02.26.14
Adam Harrison Levy | Essays

Artist’s Cookbook: Kiki Smith


Kiki Smith, 2006, © Chuck Close, courtesy The Pace Gallery

Editor’s Note: This is the seventh installment of an eight-part series from Adam Harrison Levy about designers, artists and cooking. To see all the installments, click here.

Veins and arteries trickle from the wall and pool in concentric circles on the floor: glass beads and wire.  A digestive tract is a slithering snake etched onto Japanese paper.  Kidneys are two crimson balloons: a potato print with silver-leaf additions. Kiki Smith takes the body and turns it inside out.  She makes art from innards.

But she eats salad.

“My assistants and I have lunch everyday. We eat lots of healthy food, like broccoli rabe with lemon zest and olive oil. I like things that are stringent.”

She also likes flavorful contradictions. “My tastes in things are diametrically opposed.” She likes lemon pickle with honey on toast.

Her father, Tony Smith the sculptor, moved out of the family home (where he was born and grew up) when Smith was in the fourth grade. He lived in another house about a mile away. Her mother, Jane Lawrence Smith, who was an opera singer, would wake Kiki and her sisters up in the morning, make them breakfast, take them to school, and then she would go to their father's home and make him breakfast. She would then do all the shopping, pick the girls up from school and take them to their father’s where she made dinner.  “My mother cooked proper dinners. We would all sit down together in the dining room. And the plates were heated in the oven. You know, it was a proper dining experience.” Her mother would then bring the children back home, urge them to do their schoolwork, and put them to bed.
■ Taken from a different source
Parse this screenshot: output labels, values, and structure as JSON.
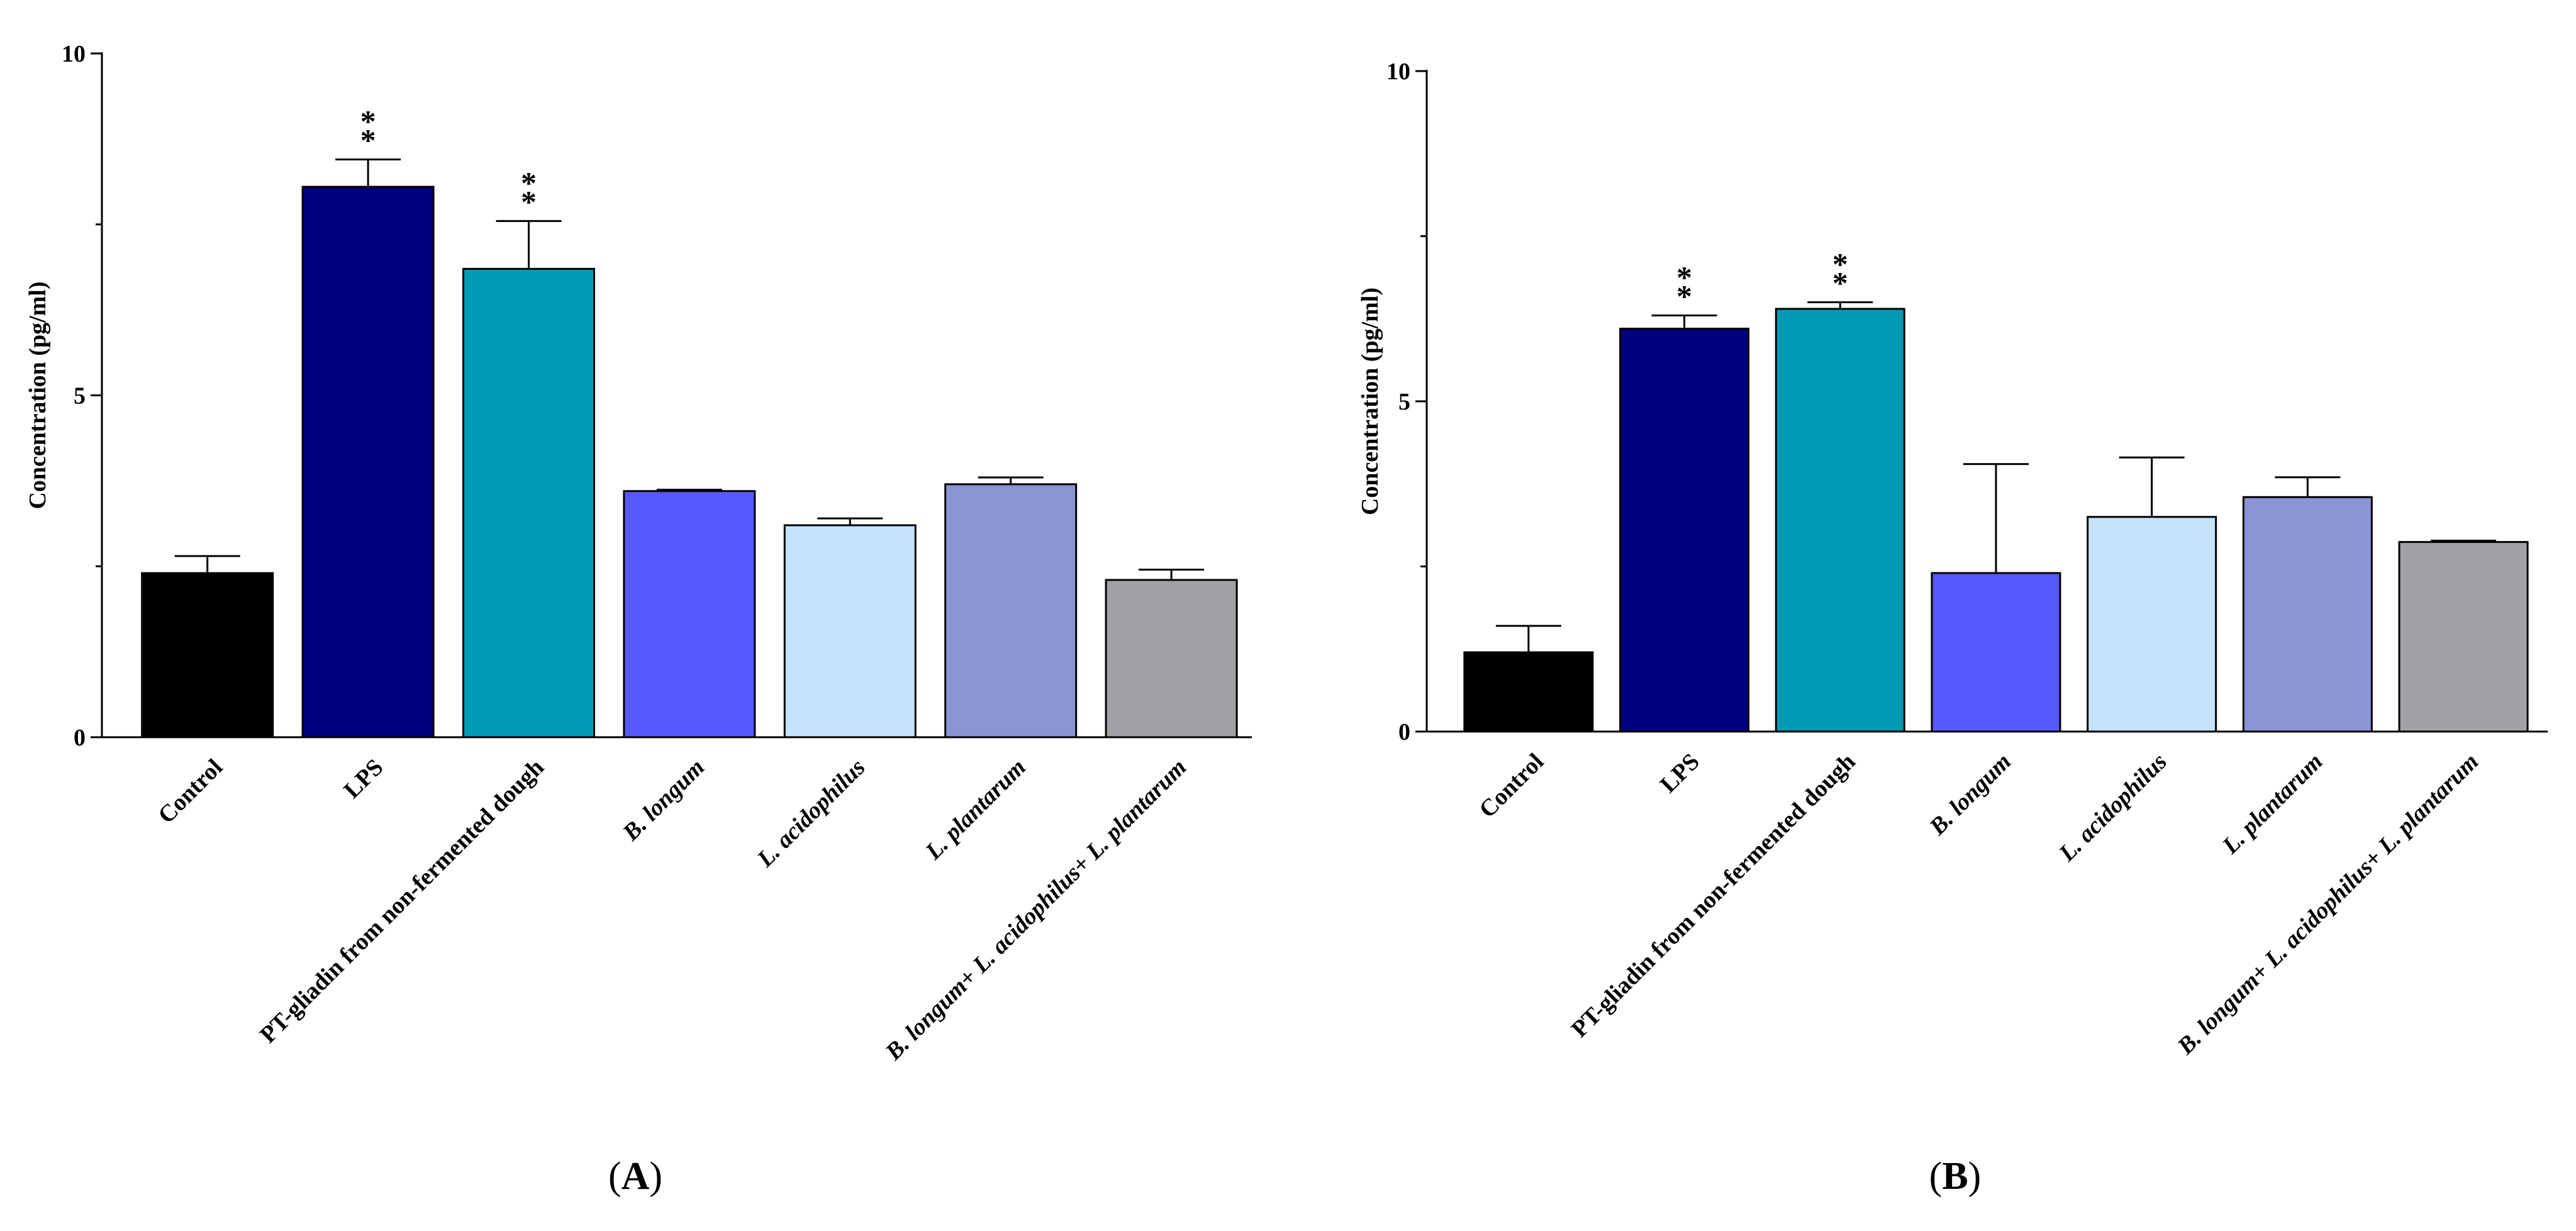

“We were a little bit like the Addams Family,” she said once in an interview. In the front yard of their Victorian house there was a gravestone with the name “Smith” on it (stolen from the cemetery by an uncle).  Her bedroom was in the wing of an otherwise unoccupied part of the house. She had a real skull in her bedroom on which she once put a photograph of Charles Manson, as a protective totem against death. “In my family there was always a kind of morbidity.”

The local supermarket was a source of furniture as well as food. After her Grandparent’s died, an aunt came to the family home and stripped it bare. When the Smith’s moved in they had nothing. So once a week her father would take the girls to the supermarket, and collect the cardboard boxes that had been left out back. The children would then paint the boxes and he would turn them into furniture — nightstands, bookcases, and bureaus.

Smith went to baking school for vocational training. Baking, she says, “is similar to making art because you are mixing potions that are transformative and sustaining. It's just that baking is more fleeting than making objects.”

Making objects is at the center of her life now. Her art is driven by a fascination with the forms of everyday life — their deep histories as well as the stories that are embedded within them. Interestingly, her domestic arrangements blur the line between life and art. Like her father, her house is also her studio. She has a bevy of assistants who work with her; they lunch together communally everyday. Often they eat salad. “We like almost anything roasted — tomatoes, root vegetables — and we eat lots of shitake mushrooms.” Her recipe is for one of their favorite dishes.

Referring to her art, she once said, “It's always about shifting the possibilities of what can be beautiful.” When it comes to the human body, for example, she finds beauty in organs, bodily liquids and secretions. When it comes to food, aesthetics play an unusually large part of Smith's taste in eating.

When Smith goes to a restaurant instead of asking the waiter which dish on the menu tastes the best she asks which dish looks the most beautiful.  The color and arrangement of her food on her plate is as important to her as its taste. “I like dark colors in my salad” she says. “It has to look good.”

Kiki Smith's Salad

INGREDIENTS:
3 medium size sweet potatoes or yams chopped into about 1/2-3/4" pieces, or sliced if preferred
1 large bunch of arugula, washed
1 bunch of cilantro, whole leaves picked from stems, washed
several tablespoons of olive oil
lime
garlic
jalapeno
Maldon salt
ricotta salata
gluten-free crackers

INSTRUCTIONS:

1) Pre-heat oven to 425 degrees.

2) Toss sweet potato with olive oil and, if desired, Maldon salt. Roast  sweet potatoes in oven until brown, around 30 minutes (preferably on a Slipat, which makes for easy cleaning).

3) Meanwhile, make a dressing using olive oil, lime juice, chopped garlic and chopped jalapeno (seeded) to taste.

4) Place arugula in a large bowl. Top with potatoes, cilantro and dressing. If desired, top with shaved ricotta salata. Kiki prefers not to mix the salad or to do so at the table. Serve with gluten-free crackers and as many other colored vegetables as possible.